Q: Lately, the booking war between hotels and the OTAs has really been ramping up, with a variety of big-name hotel brands — including Marriott, Hilton, and Hyatt — exhorting travelers to book direct. How do you think this trend will impact occupancy rates and RevPAR in the months to come?

It is too early to tell how the direct booking campaigns will impact the results of the participants. What is clear is that the direct booking channel is a much cheaper distribution channel than the third-party channels, and therefore should always be the hotel’s preferred channel. The questions is, as some would argue, how the industry reverses the trend that trained customers to assume the lowest rate is on the OTA sites. Is it too late for that? Clearly, the brands think otherwise.

Q: In your predictions for 2016, you said that check-in technology and keyless room entry were going to go big. Would you say this prediction is coming true? What other technological innovations do you think the hospitality industry can look forward to in the next five years?

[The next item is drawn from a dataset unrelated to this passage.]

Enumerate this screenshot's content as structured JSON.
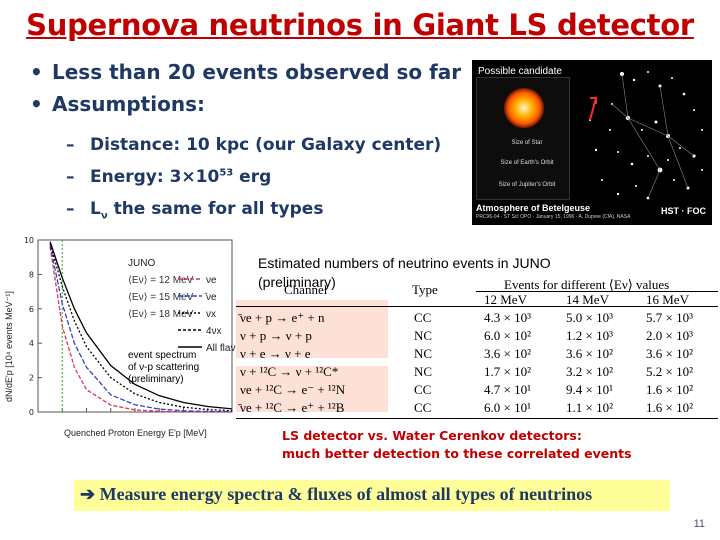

Well, I am not going to say I was wrong — just early. I think the trend is still there, the interest is there, but the roll-out is taking time. I think other innovations we will see are around the understanding of the customer through very deep harvesting of their social media footprint and relating that to the CRM information that exists in companies. Distribution channels will always see their fair share of innovation. As long as the larger players in the space post healthy growth rates, there will always be startups who think they can build a better mousetrap.

Q: Based on all the data you’ve analyzed recently, what are your forecasts for the future of hospitality? 

The future’s so bright, you gotta wear shades! In other words, I think that with the continued emergence of a middle class in developing countries and positive U.S. GDP growth, the hospitality industry will continue to thrive. I would not be too concerned about the negative headlines that seem to persist; I am a firm believer in the fact that people love vacations and always want to travel. In addition, business travel is a catalyst for economic growth, and, as we see in our group demand numbers, the road warriors are out, on the road, traveling and meeting.